As alleged by Reuters, this signals the fact that the two-year regulatory crackdown on the technology sector is coming to an end. Following the start of its regulatory troubles in 2021, Didi has been waiting to receive authorities’ approval to resume new user registrations and downloads for its 25 banned apps in China looking to resume normal business.
The ban lift on Didi’s apps comes as Chinese policymakers are looking to restore private sector confidence and count on the technology industry to help stimulate economic activity, following the effects of the COVID-19 pandemic.

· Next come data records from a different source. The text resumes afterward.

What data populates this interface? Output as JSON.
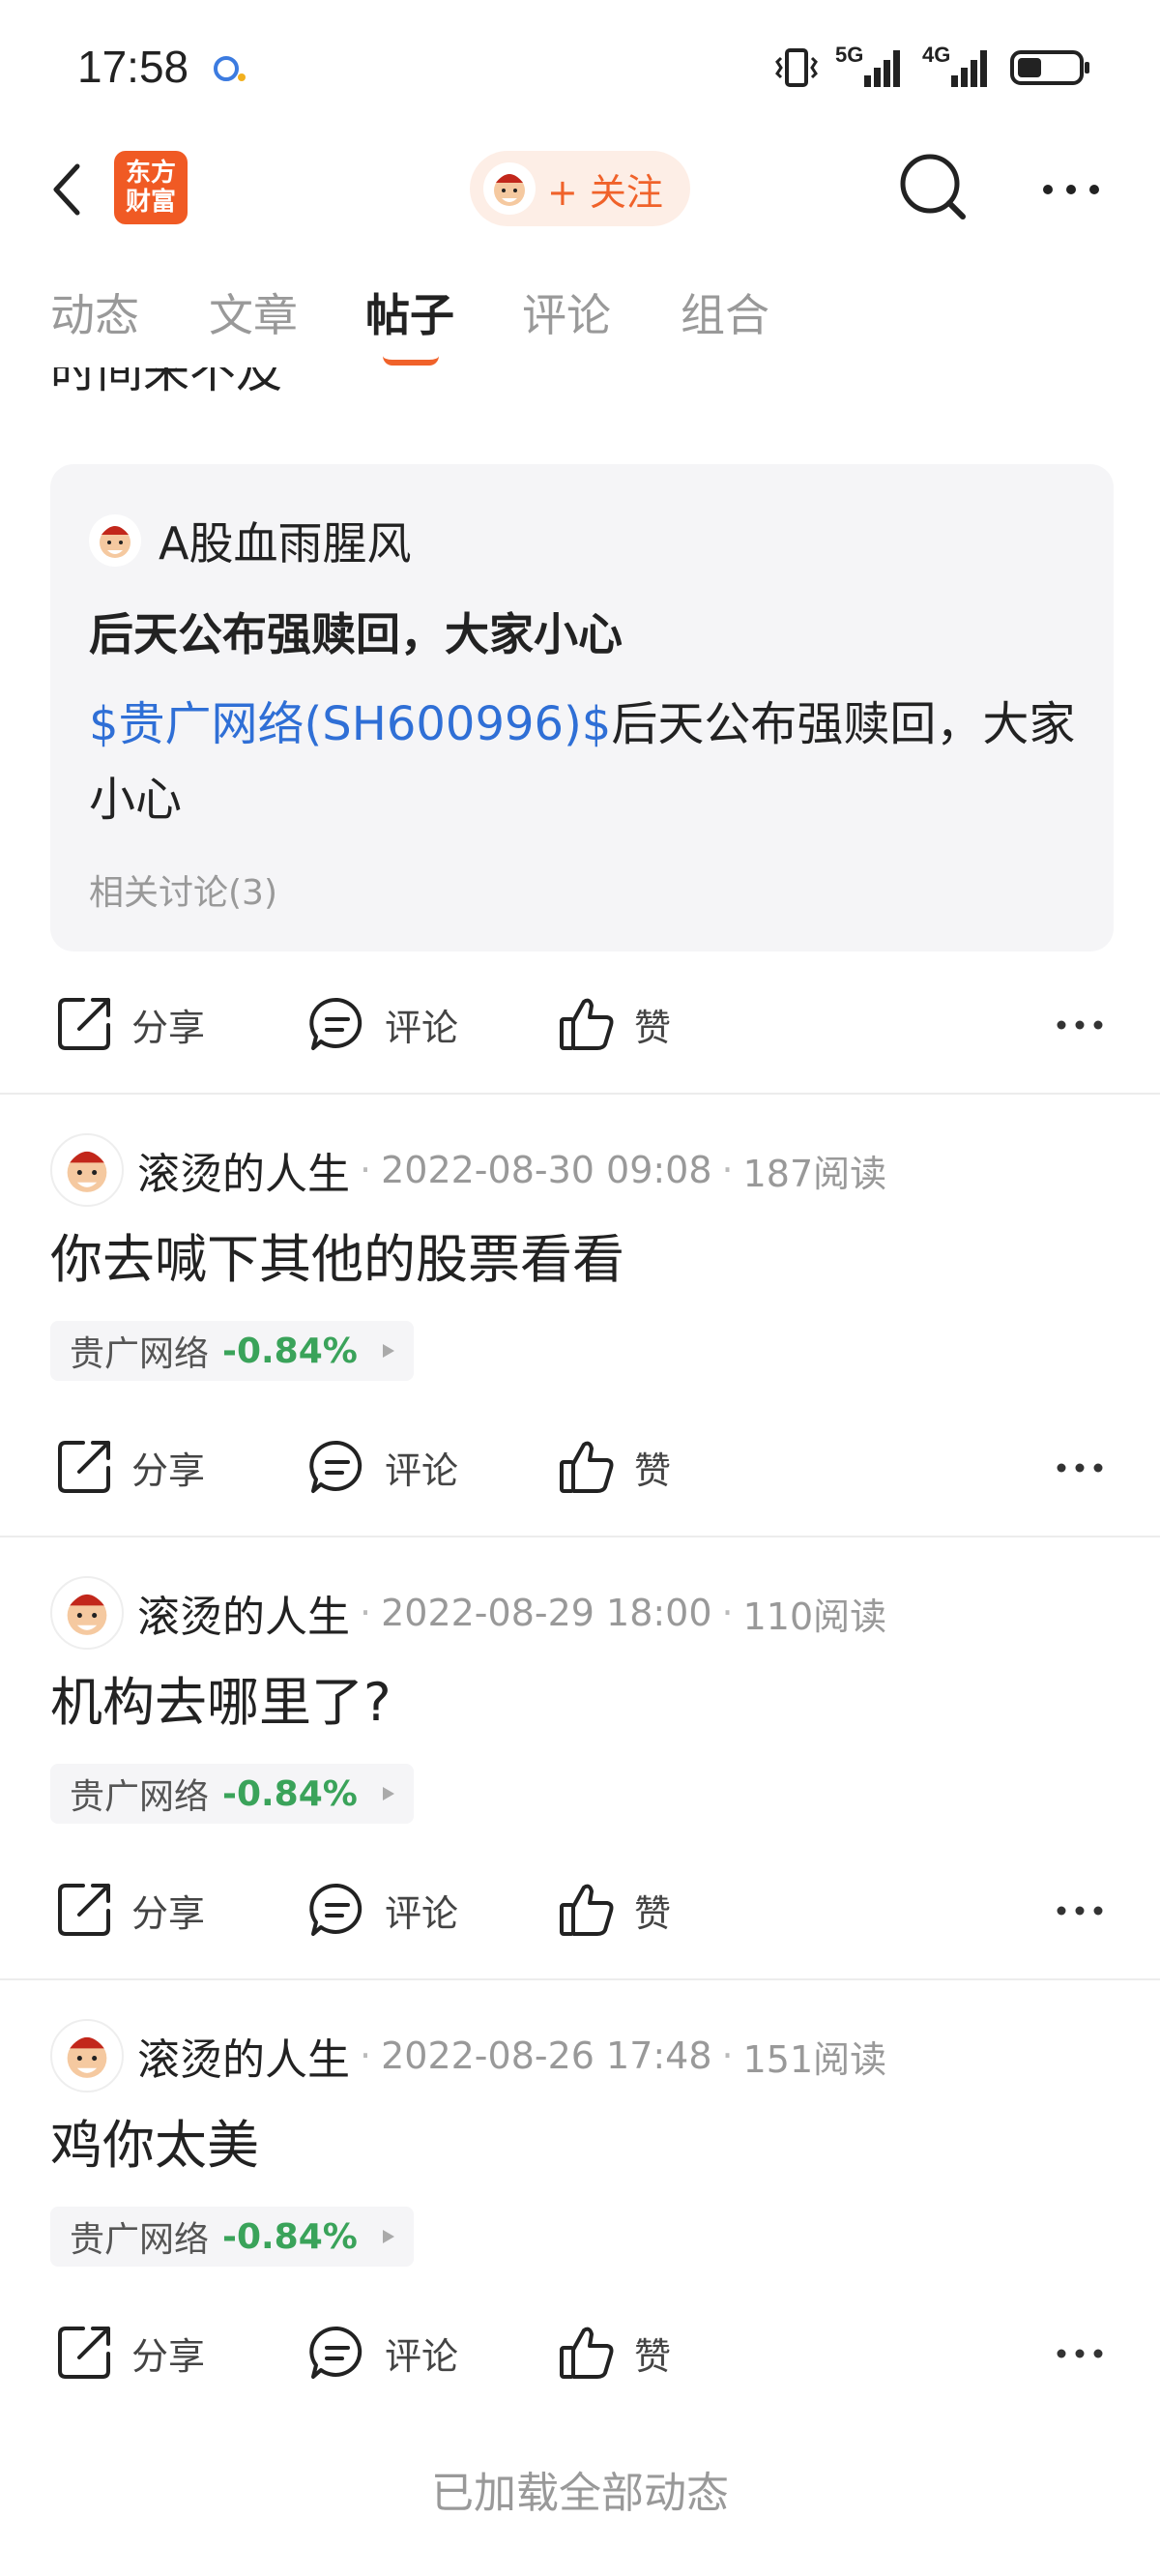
{
  "status_bar": {
    "time": "17:58",
    "network_1": "5G",
    "network_2": "4G"
  },
  "header": {
    "logo_line1": "东方",
    "logo_line2": "财富",
    "follow_label": "+ 关注"
  },
  "tabs": [
    {
      "label": "动态"
    },
    {
      "label": "文章"
    },
    {
      "label": "帖子",
      "active": true
    },
    {
      "label": "评论"
    },
    {
      "label": "组合"
    }
  ],
  "cutoff_text": "时间来不及",
  "quote_card": {
    "author": "A股血雨腥风",
    "title": "后天公布强赎回，大家小心",
    "stock_link": "$贵广网络(SH600996)$",
    "body": "后天公布强赎回，大家小心",
    "related": "相关讨论(3)"
  },
  "actions": {
    "share": "分享",
    "comment": "评论",
    "like": "赞"
  },
  "posts": [
    {
      "author": "滚烫的人生",
      "date": "2022-08-30 09:08",
      "reads": "187阅读",
      "text": "你去喊下其他的股票看看",
      "stock_name": "贵广网络",
      "stock_change": "-0.84%"
    },
    {
      "author": "滚烫的人生",
      "date": "2022-08-29 18:00",
      "reads": "110阅读",
      "text": "机构去哪里了?",
      "stock_name": "贵广网络",
      "stock_change": "-0.84%"
    },
    {
      "author": "滚烫的人生",
      "date": "2022-08-26 17:48",
      "reads": "151阅读",
      "text": "鸡你太美",
      "stock_name": "贵广网络",
      "stock_change": "-0.84%"
    }
  ],
  "footer": "已加载全部动态",
  "colors": {
    "accent": "#f0622a",
    "link": "#2f6fd6",
    "down": "#3aa35a"
  }
}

China’s central bank is set to support private firms as part of steps to support the economy, while ‘easing a crackdown’ on tech companies, as advised by People’s Bank of China officials.
The restoration of the apps would signal Didi’s completion of its one-year and a half-long regulatory-driven rehabilitation and follows the USD 1.2 billion fine imposed on the company by the country’s cyber watchdog, Cyberspace Administration of China (CAC), in July 2022.
Launched in Beijing in 2012 and backed by investors of the likes of Alibaba, Tencent and SoftBank Group, Didi’s regulatory issues followed their 2021 US-stock listing that took place against the regulator’s will.
As a result of this move, Didi was ordered to have its 25 mobile apps taken down from app stores, new users’ registration suspended, and was also fined over data-security breaches. The company was also instructed to end its journey as a New York Stock Exchange-traded company.